I’ve developed in a few different environments, including multi-tier ones with middle tier Java app servers and stuff, but it always seemed pretty straightforward to serve something directly from disk. And in the case of PHP, everything is served from disk. There’s no middleware to speak of, so you can throw a robots.txt file in place and it “just works”. With Django, it’s slightly different because of two things:
- Django shouldn’t be serving static content (and therefore makes it a little inconvenient though not impossible to do so).
- Django works kinda like an application server that expects to receive URLs, and expects there to be some configuration in place telling it how to deal with that URL.

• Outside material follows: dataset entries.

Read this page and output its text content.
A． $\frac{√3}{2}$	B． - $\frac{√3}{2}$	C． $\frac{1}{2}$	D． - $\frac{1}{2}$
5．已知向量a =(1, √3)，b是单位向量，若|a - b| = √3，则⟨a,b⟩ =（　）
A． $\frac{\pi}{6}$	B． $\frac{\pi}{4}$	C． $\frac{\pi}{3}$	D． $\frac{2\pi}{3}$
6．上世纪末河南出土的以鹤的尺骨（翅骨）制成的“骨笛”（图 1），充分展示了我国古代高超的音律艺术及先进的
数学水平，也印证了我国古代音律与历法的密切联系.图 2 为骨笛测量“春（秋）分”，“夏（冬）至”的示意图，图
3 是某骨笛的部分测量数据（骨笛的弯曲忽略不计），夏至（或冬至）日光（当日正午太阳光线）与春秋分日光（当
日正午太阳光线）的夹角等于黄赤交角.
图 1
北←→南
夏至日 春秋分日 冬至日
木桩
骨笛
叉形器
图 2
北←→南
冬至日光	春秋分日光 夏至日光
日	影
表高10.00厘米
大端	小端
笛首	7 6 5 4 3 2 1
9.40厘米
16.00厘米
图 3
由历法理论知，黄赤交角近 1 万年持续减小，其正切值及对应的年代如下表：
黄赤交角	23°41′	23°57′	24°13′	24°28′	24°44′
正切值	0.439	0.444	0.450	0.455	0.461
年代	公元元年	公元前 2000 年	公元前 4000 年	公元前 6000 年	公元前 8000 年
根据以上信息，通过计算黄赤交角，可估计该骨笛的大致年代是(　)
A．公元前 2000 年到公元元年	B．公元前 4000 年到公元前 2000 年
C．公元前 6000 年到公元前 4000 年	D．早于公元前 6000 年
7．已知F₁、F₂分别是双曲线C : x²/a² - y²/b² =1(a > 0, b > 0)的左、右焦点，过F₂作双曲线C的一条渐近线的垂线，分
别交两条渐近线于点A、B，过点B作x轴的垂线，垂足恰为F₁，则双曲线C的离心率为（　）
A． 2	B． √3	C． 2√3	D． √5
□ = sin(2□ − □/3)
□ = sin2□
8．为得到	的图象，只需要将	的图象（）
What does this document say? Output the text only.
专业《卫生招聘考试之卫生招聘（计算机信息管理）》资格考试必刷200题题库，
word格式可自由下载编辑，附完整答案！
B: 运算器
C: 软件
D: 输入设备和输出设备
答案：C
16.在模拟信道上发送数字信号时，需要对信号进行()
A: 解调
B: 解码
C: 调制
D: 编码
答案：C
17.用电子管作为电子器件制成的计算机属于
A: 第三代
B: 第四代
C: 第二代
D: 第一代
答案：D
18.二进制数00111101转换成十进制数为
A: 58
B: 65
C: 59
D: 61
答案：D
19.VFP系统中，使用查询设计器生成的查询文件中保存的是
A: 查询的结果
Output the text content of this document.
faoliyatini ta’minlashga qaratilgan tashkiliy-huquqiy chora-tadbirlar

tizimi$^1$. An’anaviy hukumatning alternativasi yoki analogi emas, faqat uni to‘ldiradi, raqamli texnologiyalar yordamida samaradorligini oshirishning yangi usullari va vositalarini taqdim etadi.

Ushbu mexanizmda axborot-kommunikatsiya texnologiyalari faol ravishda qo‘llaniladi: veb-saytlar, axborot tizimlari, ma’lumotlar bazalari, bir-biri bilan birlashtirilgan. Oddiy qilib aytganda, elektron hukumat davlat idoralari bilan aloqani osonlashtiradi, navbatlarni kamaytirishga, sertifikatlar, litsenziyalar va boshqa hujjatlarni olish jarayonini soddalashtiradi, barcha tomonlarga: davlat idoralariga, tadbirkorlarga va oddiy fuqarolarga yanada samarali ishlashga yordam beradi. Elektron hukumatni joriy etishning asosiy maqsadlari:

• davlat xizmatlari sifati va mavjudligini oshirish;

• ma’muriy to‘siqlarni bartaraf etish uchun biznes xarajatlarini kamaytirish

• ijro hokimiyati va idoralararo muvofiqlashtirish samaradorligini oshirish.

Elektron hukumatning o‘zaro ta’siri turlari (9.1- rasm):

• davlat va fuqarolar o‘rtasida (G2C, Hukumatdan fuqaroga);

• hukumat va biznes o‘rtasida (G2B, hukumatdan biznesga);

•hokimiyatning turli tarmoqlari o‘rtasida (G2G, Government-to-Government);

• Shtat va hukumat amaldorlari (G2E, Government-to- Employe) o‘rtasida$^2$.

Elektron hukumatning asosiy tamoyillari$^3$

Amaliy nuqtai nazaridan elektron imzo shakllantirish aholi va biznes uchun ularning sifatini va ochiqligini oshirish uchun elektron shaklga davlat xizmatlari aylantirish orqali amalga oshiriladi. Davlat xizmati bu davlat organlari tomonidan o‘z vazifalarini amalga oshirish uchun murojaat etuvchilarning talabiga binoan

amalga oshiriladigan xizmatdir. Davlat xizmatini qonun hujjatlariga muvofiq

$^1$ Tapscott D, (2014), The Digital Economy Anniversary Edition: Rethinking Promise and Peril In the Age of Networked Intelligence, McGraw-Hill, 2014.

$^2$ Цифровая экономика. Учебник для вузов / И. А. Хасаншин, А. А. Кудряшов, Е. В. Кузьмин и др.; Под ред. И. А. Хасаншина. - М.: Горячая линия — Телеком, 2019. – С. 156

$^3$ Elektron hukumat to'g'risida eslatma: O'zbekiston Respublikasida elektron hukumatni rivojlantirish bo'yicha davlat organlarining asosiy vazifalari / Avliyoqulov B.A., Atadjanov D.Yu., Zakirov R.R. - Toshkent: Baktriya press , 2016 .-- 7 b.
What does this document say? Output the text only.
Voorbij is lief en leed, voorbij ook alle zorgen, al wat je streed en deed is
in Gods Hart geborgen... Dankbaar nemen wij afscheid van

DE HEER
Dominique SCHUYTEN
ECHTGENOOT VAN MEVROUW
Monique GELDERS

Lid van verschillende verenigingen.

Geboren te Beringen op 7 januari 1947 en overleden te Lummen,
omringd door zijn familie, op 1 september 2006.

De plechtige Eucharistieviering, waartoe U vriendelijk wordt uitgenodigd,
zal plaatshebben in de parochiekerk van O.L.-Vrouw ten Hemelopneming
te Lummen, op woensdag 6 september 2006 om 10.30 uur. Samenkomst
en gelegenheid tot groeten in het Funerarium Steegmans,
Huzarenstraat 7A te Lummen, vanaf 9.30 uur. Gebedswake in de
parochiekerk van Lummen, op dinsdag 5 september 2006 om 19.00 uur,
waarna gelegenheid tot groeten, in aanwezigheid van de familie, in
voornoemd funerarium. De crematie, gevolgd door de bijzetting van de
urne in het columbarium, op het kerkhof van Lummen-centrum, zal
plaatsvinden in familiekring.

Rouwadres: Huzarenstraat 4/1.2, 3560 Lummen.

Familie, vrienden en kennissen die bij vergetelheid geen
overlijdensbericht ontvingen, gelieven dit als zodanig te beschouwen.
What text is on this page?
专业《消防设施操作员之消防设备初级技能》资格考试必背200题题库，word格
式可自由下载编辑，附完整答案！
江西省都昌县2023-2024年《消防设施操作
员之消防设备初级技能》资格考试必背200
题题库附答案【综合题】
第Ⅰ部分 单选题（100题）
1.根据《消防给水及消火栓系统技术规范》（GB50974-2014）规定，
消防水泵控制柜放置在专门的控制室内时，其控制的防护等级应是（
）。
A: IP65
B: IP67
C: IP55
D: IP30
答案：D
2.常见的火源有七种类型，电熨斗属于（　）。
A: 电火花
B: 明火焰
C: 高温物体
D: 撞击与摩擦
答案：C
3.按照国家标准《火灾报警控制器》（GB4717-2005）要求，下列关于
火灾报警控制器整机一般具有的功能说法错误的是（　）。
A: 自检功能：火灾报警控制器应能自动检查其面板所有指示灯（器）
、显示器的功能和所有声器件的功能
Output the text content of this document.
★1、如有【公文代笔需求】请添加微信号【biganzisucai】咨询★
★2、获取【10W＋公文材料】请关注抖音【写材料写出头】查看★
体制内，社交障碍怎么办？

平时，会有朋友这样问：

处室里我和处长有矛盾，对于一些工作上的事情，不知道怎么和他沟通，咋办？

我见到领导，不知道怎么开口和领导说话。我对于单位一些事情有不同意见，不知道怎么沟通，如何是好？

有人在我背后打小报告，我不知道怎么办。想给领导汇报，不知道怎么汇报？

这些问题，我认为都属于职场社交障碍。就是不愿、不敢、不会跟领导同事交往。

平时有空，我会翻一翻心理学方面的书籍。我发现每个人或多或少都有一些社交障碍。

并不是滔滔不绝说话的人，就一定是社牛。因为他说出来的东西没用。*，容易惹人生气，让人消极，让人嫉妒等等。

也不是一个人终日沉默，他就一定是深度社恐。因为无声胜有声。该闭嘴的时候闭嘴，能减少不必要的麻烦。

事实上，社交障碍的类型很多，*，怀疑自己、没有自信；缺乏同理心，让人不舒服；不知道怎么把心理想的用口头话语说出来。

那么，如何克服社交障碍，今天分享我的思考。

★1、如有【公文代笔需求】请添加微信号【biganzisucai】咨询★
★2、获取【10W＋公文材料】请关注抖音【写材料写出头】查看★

If you have Django serving static content, you’re wasting resources, so I’m not covering that here. My web host is webfaction, and they give you access to the configuration of your own Apache instance in addition to your Django installation’s configuration (in fact, I’m just running an svn checkout of django-trunk), so this gives you a lot of flexibility in how you deal with static files like CSS, images, or a robots.txt file. To handle robots.txt on my “staging” version of my site, I added the following lines to my apache httpd.conf file:
LoadModule alias_module modules/mod_alias.so <Location "/robots.txt"> SetHandler None </Location> alias /robots.txt /home/myusername/webapps/mywsgiapp/htdocs/robots.txt
If you don’t add mod_alias, you’ll get an error saying that the keyword “alias” is a misspelling or is not supported by Apache. I use “<Location>” here instead of “<File>” or “<Directory>” because I’m applying the rule only to incoming requests for “/robots.txt” explicitly, and it isn’t likely that I’ll have more than one way of reaching that file, since I’m not aware of engines that look for robots.txt in some other way. <Directory> applies rules to an entire directory and its subdirectories, and <File> applies rules to a file on disk so the rules will apply even if there’s more than one URL that maps to the file.